I expect that our history is very much the same as yours. In our younger days, beer was an inexpensive, and legal (when of age), way to reach an altered state of consciousness. Our Dads drank beer. Our friends drank beer. It seemed the natural order of things that we would drink beer too.

As you probably did, we started with the ubiquitous American megabrewed light lagers: Budweiser, Coors, Miller. When money was a little tight we might lower ourselves to buy Busch, or Schlitz, or, in a pinch, Old Milwaukee. When we wanted to trick ourselves into thinking we were spending more for quality brews we might indulge in Michelob, Molson (“It’s imported!”), Corona Extra (“It’s imported, too!”), or Heineken (“It’s imported—from Europe!”). If we were feeling especially quirky we might buy Rolling Rock (painted labels!), Red Dog (how can you not like a beer pitched by Tommy Lee Jones?), or Yuengling (at that time, a small, regional brewer whose beer was the swill of choice in the northeast Pennsylvania area, since it was cheaper than Bud).

Al’s Dad’s beer of choice was Schaefer. Remember their slogan? “The one beer to have when you’re having more than one.” (Stroh’s bought them out in 1981 and tried to resurrect the popularity of the brand with a very much watered-down slogan: “The one beer to have when you’re out to have some fun.” Stroh’s was in turn bought out by Pabst brewing in 1999.) Schaefer was, in fact, the best-selling beer in the U.S. for a time, eventually losing out in the seventies to 800-pound gorilla Budweiser. (Well, perhaps not. Data at Beer History seems to indicate that Schaefer never rose to such heights on a national level. Perhaps it was just a best-seller in the Northeast region? That’s what I get for relying on Wikipedia too much.)

Ron’s Dad’s beer of choice was Schmidt’s. His Grandfather was also a beer drinker and at the tender age of 8, Ron recalls that getting just a sniff from Grandpa’s mug was a sweet treat. Grandpa would even let him have a taste on his tongue of the strangy, bubbly, drink.

We came of age shortly after the launch of Miller Genuine Draft. To our primitive palates it actually did seem to be significantly better than, say, Budweiser. We probably would have stuck with MGD for years.

Jim Koch saved us.

The Microbrewery explosion was just starting. We didn’t know anything about it. What we did know was that Jim’s commercials, with that unique raspy voice of his, piqued our curiosity. (We are children of the media, that’s for sure.) Sam Adam’s Boston Lager was what he was pitching. We figured: What the heck, let’s try it out. (Pete’s Wicked Ale was going nationwide at around the same time.
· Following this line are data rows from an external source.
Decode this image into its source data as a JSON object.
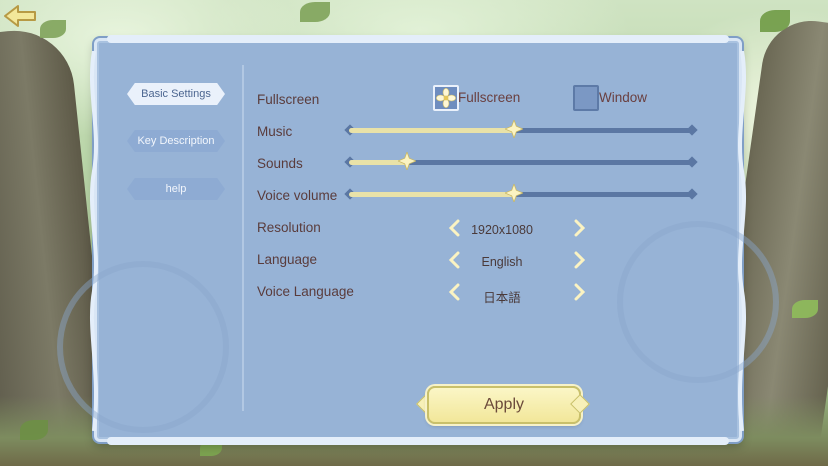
{
  "nav": {
    "items": [
      {
        "label": "Basic Settings",
        "active": true
      },
      {
        "label": "Key Description",
        "active": false
      },
      {
        "label": "help",
        "active": false
      }
    ]
  },
  "settings": {
    "fullscreen": {
      "label": "Fullscreen",
      "options": [
        {
          "label": "Fullscreen",
          "selected": true
        },
        {
          "label": "Window",
          "selected": false
        }
      ]
    },
    "music": {
      "label": "Music",
      "level": 0.48
    },
    "sounds": {
      "label": "Sounds",
      "level": 0.17
    },
    "voice_volume": {
      "label": "Voice volume",
      "level": 0.48
    },
    "resolution": {
      "label": "Resolution",
      "value": "1920x1080"
    },
    "language": {
      "label": "Language",
      "value": "English"
    },
    "voice_language": {
      "label": "Voice Language",
      "value": "日本語"
    }
  },
  "apply_label": "Apply",
  "icons": {
    "back": "back-arrow-icon",
    "flower": "flower-icon",
    "star": "star-icon",
    "arrow_left": "chevron-left-icon",
    "arrow_right": "chevron-right-icon"
  },
  "colors": {
    "panel": "#97b3d6",
    "accent": "#f2e79a",
    "text": "#5a3c3c"
  }
}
With a name like that, how could a young, red-blooded American boys not want to try it? There are some doubts about which of the two we tried first.)

It was good. Can beer taste this good? We were not prepared for what beer—prepared without adjuncts and in small batches—could taste like. By golly, if beer can be made like this, who would drink that other stuff?

We’re curious guys, so we started doing research. There were other micro/craft brews out there now, so we started sampling. Ah, but there’s a catch. Buy two six-packs of some beer that none of your friends are drinking, or, for a few dollars less, get that 30-pack of Budweiser? And so, our days of drinking quantity ended.

We also started reading, and since this was the start of the microbrewery revolution, and the world wide web was becoming huge, there was plenty to read. We even found out you could brew your own beer. How had all this been kept from us for so long? Well, if all your beer education is from commercials during American sporting events, you’d never know that there was any other style of beer in the world.

Fast forward several years. We’re older now, with families of our own and live some 400 miles apart. But, we still love beer, and technology allows us to keep in touch.

For those of you who were actually curious about us beyond beer, we’ve been friends for over twenty years, are both married, each with two children. Ron lives outside of Saratoga Springs, New York, Al in the D.C.-Metro area.